DR WSA 201—2017-2.1 Manual for Selection and Application of Protective Coatings is one of the manuals provided by WSAA to advise on the selection and application of protective coatings.
It sets out standard requirements for applying protective coatings and was created to be used by those specifying and applying coatings and linings for water and wastewater assets, as well as for similar assets where corrosion protection is integral to good asset management.
The manual is not a standalone document and should be used together with other relevant Australian and international standards, and other documentation issued by product suppliers to facilitate the development of integrated specifications.
Selecting the coating
According to the manual, one of the key considerations that needs to be taken into account when selecting a coating is the environmental conditions the asset is exposed to.
Environmental conditions can have an effect on the durability of a protective coating and need to be considered when making a selection.
Conditions at each site can vary widely, from severe to benign, with the possibility of a combination of macro and micro climates also being present. These include humid underground conditions, chemical and gas exposure, sun exposure, salt spray, and weather conditions.
These all present different corrosion rates so it’s essential to choose a protective coating that will protect the structure from all the different elements that may be present.
Different assets also have different requirements for the level of protection required, depending on a number of factors including criticality, required life and accessibility for maintenance.

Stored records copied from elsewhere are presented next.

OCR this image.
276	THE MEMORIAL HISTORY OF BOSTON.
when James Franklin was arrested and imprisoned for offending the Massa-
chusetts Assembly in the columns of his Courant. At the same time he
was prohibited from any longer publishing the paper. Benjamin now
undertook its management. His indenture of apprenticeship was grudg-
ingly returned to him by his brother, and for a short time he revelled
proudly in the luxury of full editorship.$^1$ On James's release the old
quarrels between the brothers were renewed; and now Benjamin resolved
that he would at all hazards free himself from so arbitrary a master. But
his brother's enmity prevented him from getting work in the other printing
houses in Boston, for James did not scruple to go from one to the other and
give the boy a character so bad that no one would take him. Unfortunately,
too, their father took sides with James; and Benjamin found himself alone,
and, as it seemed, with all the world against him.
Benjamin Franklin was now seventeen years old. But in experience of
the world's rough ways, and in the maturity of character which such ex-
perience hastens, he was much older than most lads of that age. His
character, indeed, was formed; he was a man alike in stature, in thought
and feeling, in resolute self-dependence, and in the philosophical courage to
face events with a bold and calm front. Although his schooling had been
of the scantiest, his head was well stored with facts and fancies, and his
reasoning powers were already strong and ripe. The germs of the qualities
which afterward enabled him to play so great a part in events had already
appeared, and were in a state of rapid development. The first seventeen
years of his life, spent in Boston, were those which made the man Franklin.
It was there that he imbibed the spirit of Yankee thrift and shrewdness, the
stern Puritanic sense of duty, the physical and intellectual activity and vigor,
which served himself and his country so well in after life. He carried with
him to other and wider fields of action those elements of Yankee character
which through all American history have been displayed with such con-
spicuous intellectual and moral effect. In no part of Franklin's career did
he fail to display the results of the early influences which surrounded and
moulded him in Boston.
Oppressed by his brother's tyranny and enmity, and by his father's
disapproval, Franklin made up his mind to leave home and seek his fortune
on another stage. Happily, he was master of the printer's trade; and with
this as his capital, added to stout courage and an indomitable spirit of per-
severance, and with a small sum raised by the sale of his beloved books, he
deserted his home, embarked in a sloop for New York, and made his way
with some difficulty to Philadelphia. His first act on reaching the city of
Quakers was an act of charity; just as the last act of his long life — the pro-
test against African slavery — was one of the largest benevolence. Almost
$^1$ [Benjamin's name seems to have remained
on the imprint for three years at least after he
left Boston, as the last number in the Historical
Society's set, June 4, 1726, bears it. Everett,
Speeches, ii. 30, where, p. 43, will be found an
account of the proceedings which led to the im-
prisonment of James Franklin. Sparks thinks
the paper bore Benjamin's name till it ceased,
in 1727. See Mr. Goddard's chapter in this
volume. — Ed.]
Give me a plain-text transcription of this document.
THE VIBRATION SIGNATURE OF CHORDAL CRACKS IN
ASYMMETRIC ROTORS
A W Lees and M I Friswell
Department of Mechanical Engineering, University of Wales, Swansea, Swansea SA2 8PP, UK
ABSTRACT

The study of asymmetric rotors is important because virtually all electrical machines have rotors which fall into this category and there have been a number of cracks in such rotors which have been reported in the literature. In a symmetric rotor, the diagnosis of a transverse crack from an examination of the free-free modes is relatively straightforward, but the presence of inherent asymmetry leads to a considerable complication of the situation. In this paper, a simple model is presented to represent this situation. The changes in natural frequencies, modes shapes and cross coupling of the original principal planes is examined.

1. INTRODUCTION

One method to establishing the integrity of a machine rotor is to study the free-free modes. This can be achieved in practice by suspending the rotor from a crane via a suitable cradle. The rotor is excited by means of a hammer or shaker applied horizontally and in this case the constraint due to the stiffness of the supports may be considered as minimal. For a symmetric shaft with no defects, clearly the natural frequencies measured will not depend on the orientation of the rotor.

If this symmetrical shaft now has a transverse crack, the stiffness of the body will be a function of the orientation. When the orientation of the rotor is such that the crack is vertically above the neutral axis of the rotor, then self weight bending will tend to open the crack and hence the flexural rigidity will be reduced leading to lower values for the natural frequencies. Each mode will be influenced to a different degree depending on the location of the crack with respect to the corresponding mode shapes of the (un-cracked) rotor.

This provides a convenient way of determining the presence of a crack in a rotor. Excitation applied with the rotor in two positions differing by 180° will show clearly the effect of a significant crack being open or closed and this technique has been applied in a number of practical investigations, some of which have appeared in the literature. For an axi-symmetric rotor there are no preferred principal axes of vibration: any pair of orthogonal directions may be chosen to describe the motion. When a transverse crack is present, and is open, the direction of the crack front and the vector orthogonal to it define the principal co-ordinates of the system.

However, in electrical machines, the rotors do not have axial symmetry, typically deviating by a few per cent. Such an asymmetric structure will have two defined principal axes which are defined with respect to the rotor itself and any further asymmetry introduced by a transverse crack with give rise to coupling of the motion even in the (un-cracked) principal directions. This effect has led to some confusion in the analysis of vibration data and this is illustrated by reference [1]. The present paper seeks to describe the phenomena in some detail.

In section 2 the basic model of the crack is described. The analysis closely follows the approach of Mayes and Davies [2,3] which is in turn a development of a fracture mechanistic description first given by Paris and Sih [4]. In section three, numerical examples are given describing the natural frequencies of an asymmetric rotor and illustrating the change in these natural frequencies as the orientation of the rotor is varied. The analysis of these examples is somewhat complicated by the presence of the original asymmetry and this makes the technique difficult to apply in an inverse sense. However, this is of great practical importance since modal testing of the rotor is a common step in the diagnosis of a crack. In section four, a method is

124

To help with the selection of coatings, the manual provides a number of general requirements that coating systems for concrete should meet:
- Resistant to chemicals present at the site, fluid loads and frequency. Other factors that need to be taken into account are the vapour phase, abrasive media and cleaning agents
- Ability to withstand the expected thermal load
- Resistant to the expected weather and temperature change load at the site caused by exposure to the medium, operating conditions or cleaning processes
- Resistant to regularly expected mechanical loads
- Ability to bridge discontinuous cracks less than 0.1mm wide
- Firmly bond with the substrate and, in the case of multi-layered structures, with itself
- Resistant to aging processes caused by heat
- Resistant to weather influences if the asset is outdoors
- Resistant to, and compatible with, the expected alkaline load by the cementitious substrate
- Resistant to expected cleaning processes
- Resistant to the effect of micro-organisms
Increasing service life
Water and wastewater structures have a design life ranging from 25 years to 100 years.
Colin Murphy, Product Manager at Hychem, said, “Protective coatings will prevent these structures from corrosion and wear and tear, therefore increasing their service life.
“At Hychem we have a range of products suitable for both the water and wastewater industry that meet the specifications set out in DR WSA 201.
“Under section 8.13, EUH (epoxy ultra high build), which is designed for sewerage environments, a specified thickness between 2.4 and 3mm is needed. Hychem TL5 can be spray applied to satisfy this requirement in a single pass or application.
“Hychem TL9 for chemical bunds also meets the specifications for section 8.20 NOV (novalac epoxy).
“We’ve got clients who coated their assets over 20 years ago, who reported that inspections found minimal change to the coating.
“At Hychem, we understand that the success of any coating system requires careful examination of all design and material criteria. It is this understanding that makes Hychem stand out from the crowd.”